Il va faire beau aujourd’hui, le ciel est bleu, c’est dimanche et elle a tout le temps !  Aussi, elle se retourne, en boule, bien décidée à profiter un moment encore de la douceur de la couette.

Pas longtemps pourtant, après petit coup d’œil au réveil matin :

-      Ah oui, tout de même… !

Etre assise chaque matin devant un bol de café est toujours pour elle un moment précieux, même s’il est bref et précède souvent un départ en trombe.  Elle privilégie cette parenthèse pour décortiquer son calendrier toujours bien en vue sur la table de la cuisine.  Cela la fait rêver.  Elle vérifie les cases encombrées, gamberge devant celles qui sont encore vierges…  Aujourd’hui par exemple…  Ah oui, réception au Métropole !  A 18h …  Elle a encore le temps!

Le temps par exemple d’aller flâner du côté des étangs de Groenendael, les mares sont si belles, si paisibles…  Le temps semble s’y être arrêté.  On y voit des oies bernaches somnoler au soleil sur les berges, les cygnes glissent avec majesté sur une eau  aux reflets azurés.  Et que dire de ces verdures flottantes colonisées par une faune mystérieuse d’insectes et de batraciens ?  Julie s’est déjà souvent demandé pourquoi elle n’est pas devenue photographe animalière ?  Mais non, la patience n’est pas sa vertu première !

Les heures ont filé.  Coup d’œil à la montre, il faut regagner le petit appart’.  Douche rapide, cheveux habilement domestiqués, un brin de maquillage et…  Quoi mettre ?  Quelque chose de festif certainement mais sans grand apprêt.  Un petit ensemble bleu fera l’affaire. Bleu roi.
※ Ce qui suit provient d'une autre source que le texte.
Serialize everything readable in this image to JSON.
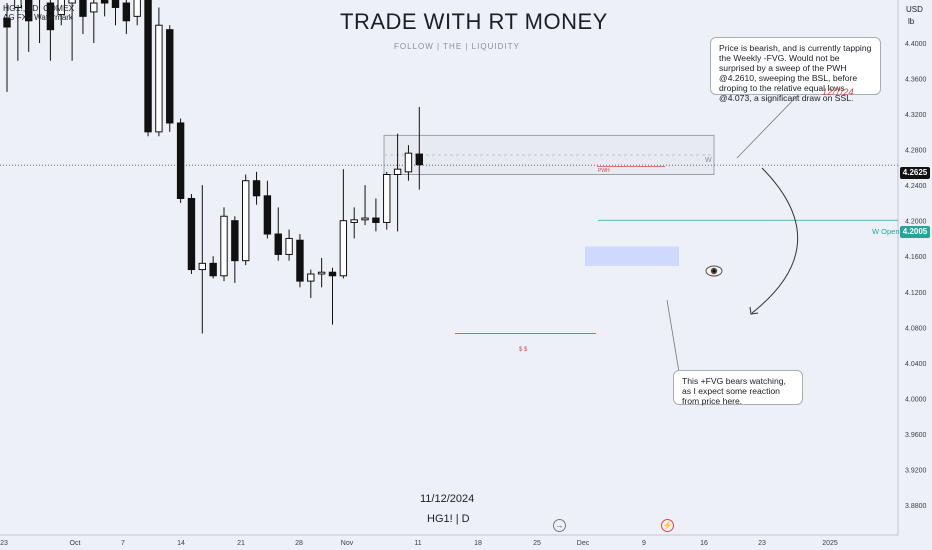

Lorsqu’elle franchit le seuil du Métropole et qu’elle atteint la suite réservée à la réception Vauquaire, la fête bat son plein.  L’assistance a applaudi le patron qui vient de terminer son speech, le champagne circule.  Tout en louvoyant entre les groupes d’invités, Julie parcourt du regard les photos et les brochures publicitaires mises en évidence sur les buffets et les murs.  Elle a saisi une petite coupe au passage  et se faufile vers l’hôte de la soirée, cerné de tous côtés par ses invités.  Etonnement réel ou feint quand il repère Julie...  Vauquaire lève son verre et lui sourit.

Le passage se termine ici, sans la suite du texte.